MOST ARGUMENTS about the Darfur genocide boil down to a question of urgency. The Post and other critics have called for immediate pressure on the sponsors of genocide in Sudan's government and a quicker deployment of outside troops to defend civilians. Meanwhile the Bush administration has worked toward these goals, but slowly.
Rather than changing Sudan's behavior by, say, imposing a no-fly zone, the administration has sought a durable political solution to the tension between Sudan's government and its regions. Instead of pressing for a quick NATO deployment, the administration has ceded the job of protecting civilians to the slow-moving African Union. To be charitable, the administration's argument is not only that the direct application of U.S. or Western power would be costly and risky. It's that, in the long term, there won't be peace in Darfur without a political solution and that Africa will remain miserable unless it builds up the African Union to address its problems. Recent news has revealed some strength and much weakness in this approach.
The positive news is that the search for a political solution is inching ahead. Last year the administration pressed successfully for a north-south peace deal, under which southerners would be invited into Sudan's central government and given a share of the nation's oil wealth. To secure this deal, the Bush team had to forgo aggressive options such as a no-fly zone; when criticized for this choice of priorities, the administration argued that the north-south settlement would help Darfur because the power-sharing model could be extended to the territory, ending the root cause of its violence. Slowly, the administration is pursuing this vision. Despite the destabilizing death of John Garang, the southern leader, southerners have taken up positions in the central government. The next step is to include them in the government team that is negotiating with Darfur's rebels. If that can be achieved, it would boost peace prospects in Darfur.
The problem is that, in the meantime, horrific suffering continues. The slow response to the genocide last year cost the lives of probably tens of thousands of civilians. This year the case for urgency has sometimes dimmed: Government-backed death squads have been less active, and a huge humanitarian effort has forestalled large-scale starvation. But a recent series of attacks has shown how quickly violence can flare up again. In the last days of September, a Janjaweed death squad crossed into neighboring Chad and killed 36 civilians, and another squad supported by government helicopters attacked a camp for displaced civilians in Darfur, killing 34. These and other attacks drove thousands from their homes and brought relief efforts to a standstill. The United Nations' disaster chief, Jan Egeland, warned that, unless security improved, the Western humanitarian effort "could all end tomorrow." Yesterday, the first killings of African Union peacekeepers in Darfur underscored his point.

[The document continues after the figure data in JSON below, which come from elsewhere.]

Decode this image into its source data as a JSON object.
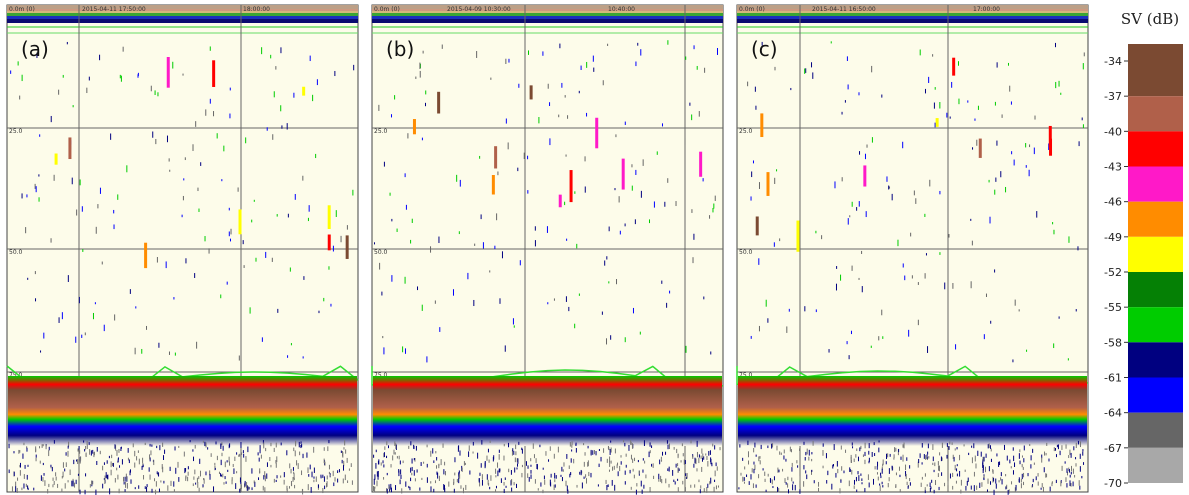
{
  "panels": [
    {
      "label": "(a)",
      "range_label": "0.0m (0)",
      "start_time": "2015-04-11 17:50:00",
      "end_time": "18:00:00",
      "depth_labels": [
        "25.0",
        "50.0",
        "75.0"
      ]
    },
    {
      "label": "(b)",
      "range_label": "0.0m (0)",
      "start_time": "2015-04-09 10:30:00",
      "end_time": "10:40:00",
      "depth_labels": [
        "25.0",
        "50.0",
        "75.0"
      ]
    },
    {
      "label": "(c)",
      "range_label": "0.0m (0)",
      "start_time": "2015-04-11 16:50:00",
      "end_time": "17:00:00",
      "depth_labels": [
        "25.0",
        "50.0",
        "75.0"
      ]
    }
  ],
  "colorbar": {
    "title": "SV (dB)",
    "ticks": [
      -34,
      -37,
      -40,
      -43,
      -46,
      -49,
      -52,
      -55,
      -58,
      -61,
      -64,
      -67,
      -70
    ],
    "colors": [
      "#7b4a32",
      "#b0604a",
      "#ff0000",
      "#ff19c8",
      "#ff8c00",
      "#ffff00",
      "#058005",
      "#00cc00",
      "#000080",
      "#0000ff",
      "#666666",
      "#a8a8a8"
    ]
  }
}
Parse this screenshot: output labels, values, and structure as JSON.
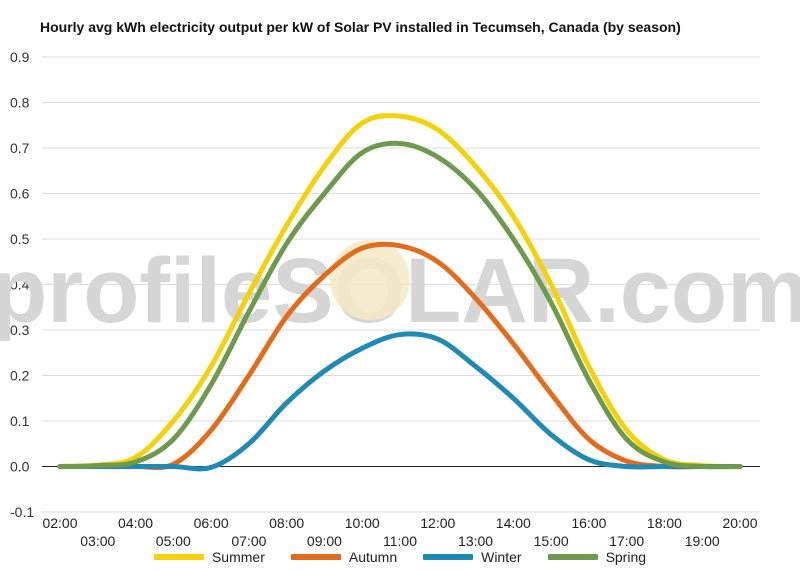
{
  "chart_data": {
    "type": "line",
    "title": "Hourly avg kWh electricity output per kW of Solar PV installed in Tecumseh, Canada (by season)",
    "watermark": "profileSOLAR.com",
    "xlabel": "",
    "ylabel": "",
    "ylim": [
      -0.1,
      0.9
    ],
    "yticks": [
      "0.9",
      "0.8",
      "0.7",
      "0.6",
      "0.5",
      "0.4",
      "0.3",
      "0.2",
      "0.1",
      "0.0",
      "-0.1"
    ],
    "x": [
      "02:00",
      "03:00",
      "04:00",
      "05:00",
      "06:00",
      "07:00",
      "08:00",
      "09:00",
      "10:00",
      "11:00",
      "12:00",
      "13:00",
      "14:00",
      "15:00",
      "16:00",
      "17:00",
      "18:00",
      "19:00",
      "20:00"
    ],
    "grid": true,
    "legend_position": "bottom",
    "series": [
      {
        "name": "Summer",
        "color": "#f5d108",
        "values": [
          0.0,
          0.003,
          0.02,
          0.1,
          0.22,
          0.38,
          0.53,
          0.66,
          0.755,
          0.77,
          0.74,
          0.66,
          0.55,
          0.4,
          0.22,
          0.08,
          0.015,
          0.002,
          0.0
        ]
      },
      {
        "name": "Autumn",
        "color": "#e36b1c",
        "values": [
          0.0,
          0.0,
          0.0,
          0.005,
          0.08,
          0.2,
          0.33,
          0.42,
          0.48,
          0.485,
          0.45,
          0.37,
          0.27,
          0.16,
          0.06,
          0.012,
          0.0,
          0.0,
          0.0
        ]
      },
      {
        "name": "Winter",
        "color": "#1e8ab5",
        "values": [
          0.0,
          0.0,
          0.0,
          0.0,
          -0.002,
          0.05,
          0.14,
          0.21,
          0.26,
          0.29,
          0.28,
          0.22,
          0.15,
          0.07,
          0.015,
          0.0,
          0.0,
          0.0,
          0.0
        ]
      },
      {
        "name": "Spring",
        "color": "#6e9a4d",
        "values": [
          0.0,
          0.002,
          0.01,
          0.06,
          0.18,
          0.34,
          0.49,
          0.6,
          0.69,
          0.71,
          0.68,
          0.61,
          0.5,
          0.36,
          0.19,
          0.06,
          0.01,
          0.0,
          0.0
        ]
      }
    ]
  }
}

The problem the Bush administration now confronts is the same one it's faced since the beginning of the genocide. It has chosen to work with Sudan's government in seeking a durable political solution, but there's no telling how long that quest will take or whether it will succeed at all. The administration's main interlocutor in the government, Vice President Ali Uthman Muhammad Taha, sometimes appears able to lead Sudan in a moderate direction, as he did in agreeing to the north-south peace deal. But sometimes Mr. Taha appears to have been sidelined, as when his government harasses western relief workers in Darfur and resumes massacres of civilians. On other occasions Mr. Taha seems deluded. A Sudanese paper recently reported him as saying that Darfur's trouble "was closely linked to the American election fever."
With interlocutors such as these, the administration should not base its entire Darfur strategy on the potentially endless search for a political solution. Nor should it pretend that a small African Union force can keep the peace in a region the size of France. The administration's long-term desire for a negotiated peace and for African self-reliance in peacekeeping is laudable. But it needs a more muscular short-term strategy. What about punishing the government for its recent massacres by destroying the participating helicopters? What about supplementing African Union troops with NATO ones? To be sure, NATO resources are stretched thin by Iraq and Afghanistan, and Western leaders are tempted to regard Sudan as marginal to their interests. But NATO was born -- indeed, the idea of "the West" was born -- out of the ashes of Hitler's genocide. If it refuses to fight the modern echoes of that barbarism, what does the West stand for?